Do you need full accounting, or just invoicing?
QuickBooks and Wave include full accounting features like bank reconciliation, financial reporting, and tax preparation. FreshBooks sits in the middle with solid accounting for small businesses. Zoho Invoice and Invoice Ninja focus primarily on invoicing and leave the accounting to other tools.
What’s your budget?
If it’s zero, Wave and Zoho Invoice both deliver strong free options. If you can spend $10-25/month, FreshBooks Lite offers excellent value. QuickBooks starts making sense when you need more advanced features or plan to work with an accountant.
How many clients do you work with?
Some tools cap the number of billable clients on lower-tier plans. FreshBooks Lite limits you to five.

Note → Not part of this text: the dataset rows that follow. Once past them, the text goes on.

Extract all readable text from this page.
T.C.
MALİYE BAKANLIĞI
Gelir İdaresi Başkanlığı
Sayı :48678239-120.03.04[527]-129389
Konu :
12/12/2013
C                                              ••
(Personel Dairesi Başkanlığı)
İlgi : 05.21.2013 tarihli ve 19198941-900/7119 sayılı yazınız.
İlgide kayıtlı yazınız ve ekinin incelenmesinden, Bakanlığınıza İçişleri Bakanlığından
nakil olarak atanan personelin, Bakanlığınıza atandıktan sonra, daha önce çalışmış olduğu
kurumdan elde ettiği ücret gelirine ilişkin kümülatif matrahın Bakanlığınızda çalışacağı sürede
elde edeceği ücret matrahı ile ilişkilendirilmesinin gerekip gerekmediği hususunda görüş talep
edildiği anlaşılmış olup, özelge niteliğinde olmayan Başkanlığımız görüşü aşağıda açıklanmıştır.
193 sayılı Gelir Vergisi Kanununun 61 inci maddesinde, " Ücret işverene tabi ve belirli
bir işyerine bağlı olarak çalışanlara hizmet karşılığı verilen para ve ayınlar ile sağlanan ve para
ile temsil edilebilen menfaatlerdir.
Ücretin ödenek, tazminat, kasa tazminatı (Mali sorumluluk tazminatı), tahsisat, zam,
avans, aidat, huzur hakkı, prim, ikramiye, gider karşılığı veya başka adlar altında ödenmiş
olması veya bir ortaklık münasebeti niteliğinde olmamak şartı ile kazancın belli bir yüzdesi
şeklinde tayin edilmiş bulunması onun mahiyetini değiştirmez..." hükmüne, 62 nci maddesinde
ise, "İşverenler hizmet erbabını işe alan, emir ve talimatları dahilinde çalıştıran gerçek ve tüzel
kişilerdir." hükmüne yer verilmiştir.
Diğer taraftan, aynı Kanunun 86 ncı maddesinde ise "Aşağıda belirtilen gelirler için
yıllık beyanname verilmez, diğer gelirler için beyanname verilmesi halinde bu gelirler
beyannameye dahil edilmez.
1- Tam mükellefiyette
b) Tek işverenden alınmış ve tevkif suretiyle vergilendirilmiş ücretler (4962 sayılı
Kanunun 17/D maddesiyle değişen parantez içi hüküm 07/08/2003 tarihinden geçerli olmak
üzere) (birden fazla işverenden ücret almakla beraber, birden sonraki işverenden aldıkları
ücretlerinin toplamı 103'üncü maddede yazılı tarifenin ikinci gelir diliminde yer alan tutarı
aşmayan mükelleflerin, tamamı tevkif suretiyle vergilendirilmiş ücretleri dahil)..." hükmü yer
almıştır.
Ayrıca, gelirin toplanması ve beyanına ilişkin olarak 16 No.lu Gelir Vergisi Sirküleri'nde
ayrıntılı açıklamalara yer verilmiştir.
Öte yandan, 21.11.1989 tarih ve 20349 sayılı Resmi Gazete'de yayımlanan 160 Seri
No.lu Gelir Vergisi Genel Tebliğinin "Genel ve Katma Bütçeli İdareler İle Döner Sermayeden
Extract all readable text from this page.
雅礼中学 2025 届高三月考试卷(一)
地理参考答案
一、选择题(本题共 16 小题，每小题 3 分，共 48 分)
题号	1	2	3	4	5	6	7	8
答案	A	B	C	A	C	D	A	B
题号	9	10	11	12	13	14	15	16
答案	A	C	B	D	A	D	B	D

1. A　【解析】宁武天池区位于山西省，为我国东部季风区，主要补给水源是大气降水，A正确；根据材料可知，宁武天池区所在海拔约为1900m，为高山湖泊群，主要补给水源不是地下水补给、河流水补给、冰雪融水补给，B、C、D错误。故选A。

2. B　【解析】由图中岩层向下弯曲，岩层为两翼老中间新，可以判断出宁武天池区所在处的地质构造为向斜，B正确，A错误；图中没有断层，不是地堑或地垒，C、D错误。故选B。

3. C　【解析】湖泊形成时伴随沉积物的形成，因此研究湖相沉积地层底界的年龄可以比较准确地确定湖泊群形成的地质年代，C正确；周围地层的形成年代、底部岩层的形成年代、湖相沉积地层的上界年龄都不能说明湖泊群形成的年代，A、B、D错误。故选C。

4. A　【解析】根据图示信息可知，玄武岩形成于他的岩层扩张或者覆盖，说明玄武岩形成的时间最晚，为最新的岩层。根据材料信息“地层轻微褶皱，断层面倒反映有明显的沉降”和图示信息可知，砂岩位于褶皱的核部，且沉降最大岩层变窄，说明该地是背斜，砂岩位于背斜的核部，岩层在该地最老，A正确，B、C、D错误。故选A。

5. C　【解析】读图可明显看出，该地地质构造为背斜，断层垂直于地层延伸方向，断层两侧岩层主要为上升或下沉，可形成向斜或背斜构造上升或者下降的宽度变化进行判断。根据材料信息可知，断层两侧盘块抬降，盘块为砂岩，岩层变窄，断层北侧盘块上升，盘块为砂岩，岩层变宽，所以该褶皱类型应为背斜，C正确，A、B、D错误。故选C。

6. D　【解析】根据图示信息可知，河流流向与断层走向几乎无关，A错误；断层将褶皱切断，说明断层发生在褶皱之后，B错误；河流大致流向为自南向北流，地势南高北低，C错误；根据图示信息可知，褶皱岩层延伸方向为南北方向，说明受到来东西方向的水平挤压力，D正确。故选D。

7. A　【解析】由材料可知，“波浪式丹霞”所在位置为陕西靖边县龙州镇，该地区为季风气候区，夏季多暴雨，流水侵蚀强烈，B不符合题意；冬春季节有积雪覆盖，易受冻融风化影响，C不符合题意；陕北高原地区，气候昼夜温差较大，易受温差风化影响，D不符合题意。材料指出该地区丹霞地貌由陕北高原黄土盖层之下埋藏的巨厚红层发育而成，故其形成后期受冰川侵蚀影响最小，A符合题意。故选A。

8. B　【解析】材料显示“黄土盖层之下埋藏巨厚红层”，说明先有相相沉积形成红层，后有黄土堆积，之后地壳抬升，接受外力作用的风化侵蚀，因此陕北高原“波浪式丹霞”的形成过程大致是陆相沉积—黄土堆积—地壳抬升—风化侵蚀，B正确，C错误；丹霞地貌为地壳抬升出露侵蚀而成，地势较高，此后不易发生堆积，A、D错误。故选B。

Zoho Invoice caps you at 500 invoices per year. If you’re sending dozens of invoices every month, make sure the plan you choose can keep up.
Do you work internationally?
If you bill clients in multiple countries or currencies, Stripe Invoicing (which we didn’t include in this list but is worth mentioning) supports 135+ currencies and 25+ languages. Zoho Invoice also handles multi-currency billing well.
Whatever you choose, the most important step is getting off manual invoicing. Even the simplest tool on this list will save you time, get you paid faster, and give you a clearer picture of where your money is coming from.